A esta altura no llamará la atención que los años montoneros de Walsh hayan sido eludidos en forma sistemática en casi todos los numerosísimos ensayos y biografías que se le han ofrendado. Y cuando algún autor menciona su paso por Inteligencia, rápidamente aclara que no era el jefe ni nada por el estilo y que ese sector no era -de ningún modo- “la SIDE de los montoneros”.
Sin embargo, Walsh, era el hombre clave de Inteligencia e Informaciones, cuyo rol fue asistir desde las sombras y el secreto -como cualquier aparato de su tipo- a la cúpula de la guerrilla de origen peronista en varias de sus operaciones de mayor relieve, como la masacre en el comedor policial; el atentado mortal contra otro jefe de la Policía Federal, el comisario general Alberto Villar, en 1974, y el secuestro y el cautiverio de los empresarios Jorge y Juan Born, en 1974/75.
Era una de las áreas que mejor funcionaba en Montoneros, como admitían sus propios enemigos, siempre en relación directa con Horacio Mendizábal -Hernán era su nombre de guerra-, secretario Militar y nexo con el resto de la Conducción Nacional del grupo guerrillero, encabezada por Pepe Firmenich y Roberto Perdía, Carlos o Pelado.

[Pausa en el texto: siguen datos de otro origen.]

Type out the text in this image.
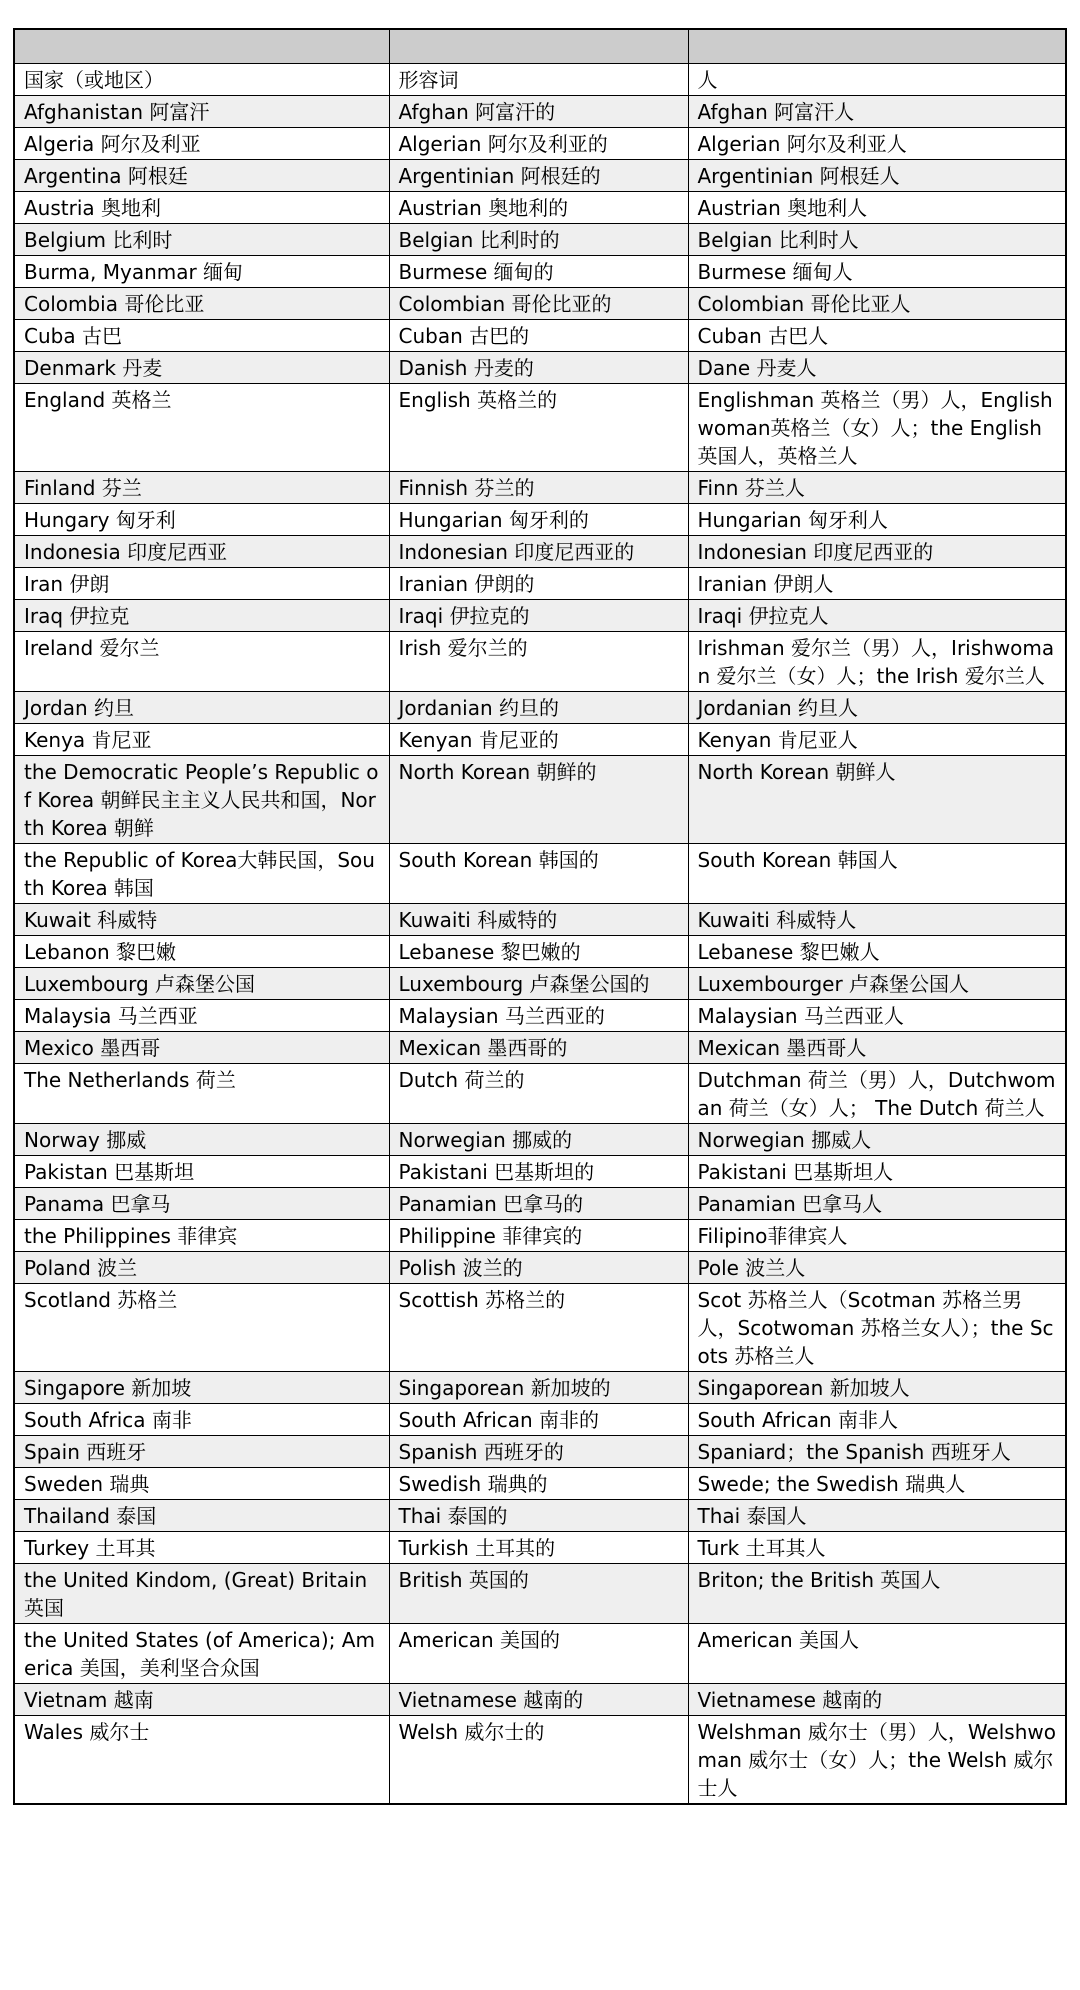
国家（或地区）	形容词	人
Afghanistan 阿富汗	Afghan 阿富汗的	Afghan 阿富汗人
Algeria 阿尔及利亚	Algerian 阿尔及利亚的	Algerian 阿尔及利亚人
Argentina 阿根廷	Argentinian 阿根廷的	Argentinian 阿根廷人
Austria 奥地利	Austrian 奥地利的	Austrian 奥地利人
Belgium 比利时	Belgian 比利时的	Belgian 比利时人
Burma, Myanmar 缅甸	Burmese 缅甸的	Burmese 缅甸人
Colombia 哥伦比亚	Colombian 哥伦比亚的	Colombian 哥伦比亚人
Cuba 古巴	Cuban 古巴的	Cuban 古巴人
Denmark 丹麦	Danish 丹麦的	Dane 丹麦人
England 英格兰	English 英格兰的	Englishman 英格兰（男）人，Englishwoman英格兰（女）人；the English 英国人，英格兰人
Finland 芬兰	Finnish 芬兰的	Finn 芬兰人
Hungary 匈牙利	Hungarian 匈牙利的	Hungarian 匈牙利人
Indonesia 印度尼西亚	Indonesian 印度尼西亚的	Indonesian 印度尼西亚的
Iran 伊朗	Iranian 伊朗的	Iranian 伊朗人
Iraq 伊拉克	Iraqi 伊拉克的	Iraqi 伊拉克人
Ireland 爱尔兰	Irish 爱尔兰的	Irishman 爱尔兰（男）人，Irishwoman 爱尔兰（女）人；the Irish 爱尔兰人
Jordan 约旦	Jordanian 约旦的	Jordanian 约旦人
Kenya 肯尼亚	Kenyan 肯尼亚的	Kenyan 肯尼亚人
the Democratic People’s Republic of Korea 朝鲜民主主义人民共和国，North Korea 朝鲜	North Korean 朝鲜的	North Korean 朝鲜人
the Republic of Korea大韩民国，South Korea 韩国	South Korean 韩国的	South Korean 韩国人
Kuwait 科威特	Kuwaiti 科威特的	Kuwaiti 科威特人
Lebanon 黎巴嫩	Lebanese 黎巴嫩的	Lebanese 黎巴嫩人
Luxembourg 卢森堡公国	Luxembourg 卢森堡公国的	Luxembourger 卢森堡公国人
Malaysia 马兰西亚	Malaysian 马兰西亚的	Malaysian 马兰西亚人
Mexico 墨西哥	Mexican 墨西哥的	Mexican 墨西哥人
The Netherlands 荷兰	Dutch 荷兰的	Dutchman 荷兰（男）人，Dutchwoman 荷兰（女）人； The Dutch 荷兰人
Norway 挪威	Norwegian 挪威的	Norwegian 挪威人
Pakistan 巴基斯坦	Pakistani 巴基斯坦的	Pakistani 巴基斯坦人
Panama 巴拿马	Panamian 巴拿马的	Panamian 巴拿马人
the Philippines 菲律宾	Philippine 菲律宾的	Filipino菲律宾人
Poland 波兰	Polish 波兰的	Pole 波兰人
Scotland 苏格兰	Scottish 苏格兰的	Scot 苏格兰人（Scotman 苏格兰男人，Scotwoman 苏格兰女人）；the Scots 苏格兰人
Singapore 新加坡	Singaporean 新加坡的	Singaporean 新加坡人
South Africa 南非	South African 南非的	South African 南非人
Spain 西班牙	Spanish 西班牙的	Spaniard；the Spanish 西班牙人
Sweden 瑞典	Swedish 瑞典的	Swede; the Swedish 瑞典人
Thailand 泰国	Thai 泰国的	Thai 泰国人
Turkey 土耳其	Turkish 土耳其的	Turk 土耳其人
the United Kindom, (Great) Britain 英国	British 英国的	Briton; the British 英国人
the United States (of America); America 美国，美利坚合众国	American 美国的	American 美国人
Vietnam 越南	Vietnamese 越南的	Vietnamese 越南的
Wales 威尔士	Welsh 威尔士的	Welshman 威尔士（男）人，Welshwoman 威尔士（女）人；the Welsh 威尔士人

Walsh, cuyo nombre de guerra era Esteban, también le dejó a la guerrilla un legado muy valioso: no solo fue el primero que encontró la palabra justa para definir a las víctimas del plan de la dictadura: los desaparecidos, sino que se anticipó en la búsqueda de un número para simbolizar la represión ilegal: “15.000 desaparecidos”. Además, reveló a los guerrilleros y sus simpatizantes que “la guerra está perdida en el plano militar”, pero que podían volver a convertirse “en una alternativa de poder” si encaraban una nueva resistencia popular, esta vez arropados en “la bandera fundamental de los Derechos Humanos”. Un visionario, sin dudas.
Y no fueron meras palabras; lo hizo por escrito, en los meses previos a que fuera acribillado por el Grupo de Tareas 3.3.2 de la Marina, cuarenta y cinco años atrás, el 25 de marzo de 1977, en una cacería a la que fueron llevados algunos detenidos en la ESMA, entre ellos Pepe Salgado, por quien sentía un afecto paternal.
© LA GACETA
Ceferino Reato - Periodista y escritor.